Я помолчал, чтобы придать больше веса следующему моему замечанию, и сказал со всей решительностью, на которую был способен:
— Вы хам, и больше ничего.
— Ну, теперь, когда вы облегчили душу, пойдемте-ка обедать.
ГЛАВА ТРИНАДЦАТАЯ
Я понимаю, что было бы достойнее пренебречь этим предложением. Наверно, мне следовало бы выказать негодование, которое я на самом деле ощущал, и заслужить похвалу полковника Мак-Эндрю, рассказав ему о своем горделивом отказе сесть за один стол с таким человеком. Но беда в том, что страх не справиться со своей ролью никогда не позволял мне разыгрывать из себя моралиста. И на этот раз уверенность, что все мои благородные чувства для Стрикленда что горох об стену, заставила меня держать их при себе. Только поэт или святой способен поливать асфальтовую мостовую в наивной вере, что на ней зацветут лилии и вознаградят его труды.
Я заплатил за выпитый им абсент, и мы отправились в дешевенький ресторан; там было полно народу, очень оживленно, и обед нам подали отличный. У меня был аппетит юноши, у него — человека с окостенелой совестью. Из ресторана мы пошли в кабачок выпить кофе с ликером.
Я уже сказал ему все, что мог, относительно причины моего приезда в Париж, и хотя мне казалось, что, прекратив этот разговор, я стану предателем в отношении миссис Стрикленд, но продолжать борьбу с его безразличием я был уже не в силах. Только женщина может с неослабной горячностью десять раз подряд твердить одно и то же. Я успокаивал себя мыслью, что теперь смогу получше разобраться в душевном состоянии Стрикленда. Это было куда интересней. Но сделать это было не так-то просто, ибо Стрикленд отнюдь не отличался разговорчивостью. Он с трудом выжимал из себя слова, так что, казалось, для него они не были средством общения с миром; о движениях его души оставалось догадываться по избитым фразам, вульгарным восклицаниям и отрывистым жестам. Но, хотя ничего сколько-нибудь значительного он не говорил, никто не посмел бы назвать этого человека скучным. Может быть, из-за его искренности. Он, видимо, мало интересовался Парижем, который видел впервые (его краткое пребывание здесь с женой в счет не шло), и на все новое, открывавшееся ему, смотрел без малейшего удивления. Я бывал в Париже бесчисленное множество раз и всегда наново испытывал трепет восторга. Проходя по его улицам, я чувствовал себя счастливым искателем приключений. Стрикленд оставался хладнокровным. Оглядываясь назад, я думаю, что он был слеп ко всему, кроме тревожных видений своей души.

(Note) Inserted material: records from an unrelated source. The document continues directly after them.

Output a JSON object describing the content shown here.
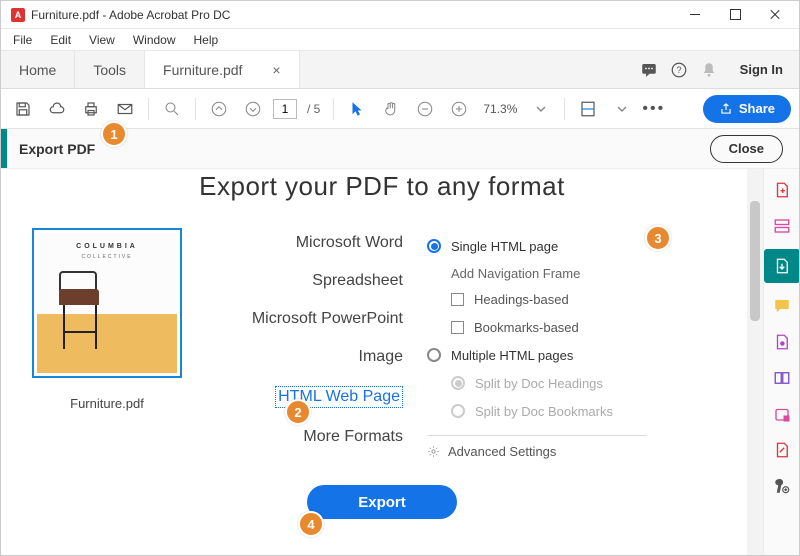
{
  "window": {
    "title": "Furniture.pdf - Adobe Acrobat Pro DC"
  },
  "menubar": [
    "File",
    "Edit",
    "View",
    "Window",
    "Help"
  ],
  "tabs": {
    "home": "Home",
    "tools": "Tools",
    "doc": "Furniture.pdf",
    "sign_in": "Sign In"
  },
  "toolbar": {
    "page_current": "1",
    "page_total": "/ 5",
    "zoom": "71.3%",
    "share": "Share"
  },
  "panel": {
    "label": "Export PDF",
    "close": "Close",
    "title": "Export your PDF to any format",
    "thumb_label": "Furniture.pdf",
    "thumb_brand1": "COLUMBIA",
    "thumb_brand2": "COLLECTIVE",
    "formats": {
      "word": "Microsoft Word",
      "spreadsheet": "Spreadsheet",
      "ppt": "Microsoft PowerPoint",
      "image": "Image",
      "html": "HTML Web Page",
      "more": "More Formats"
    },
    "options": {
      "single": "Single HTML page",
      "nav_title": "Add Navigation Frame",
      "headings": "Headings-based",
      "bookmarks": "Bookmarks-based",
      "multiple": "Multiple HTML pages",
      "split_headings": "Split by Doc Headings",
      "split_bookmarks": "Split by Doc Bookmarks",
      "advanced": "Advanced Settings"
    },
    "export_btn": "Export"
  },
  "badges": {
    "b1": "1",
    "b2": "2",
    "b3": "3",
    "b4": "4"
  }
}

В кабачке, где было множество проституток, произошел нелепый инцидент. Некоторые из этих девиц сидели с мужчинами, некоторые друг с дружкой; вскоре я заметил, что одна из них смотрит на нас. Встретившись взглядом со Стриклендом, она улыбнулась. Он, по-моему, ее просто не заметил. Она поднялась и вышла из зала, но тотчас же воротилась и, проходя мимо нас, весьма учтиво попросила угостить ее чем-нибудь спиртным. Она подсела к нашему столику, и я начал болтать с нею, отлично, впрочем, понимая, что она интересуется Стриклендом, а не мной. Я пояснил, что он знает по-французски лишь несколько слов. Она пыталась говорить с ним то знаками, то на ломаном французском языке: ей казалось, что так он лучше поймет ее. У нее в запасе было с десяток английских фраз. Она заставила меня перевести ему то, что умела выразить только на своем родном языке, и настойчиво потребовала, чтобы я перевел ей смысл его ответов. Он был в хорошем расположении духа, его это немножко забавляло, но, в общем, он явно оставался равнодушным.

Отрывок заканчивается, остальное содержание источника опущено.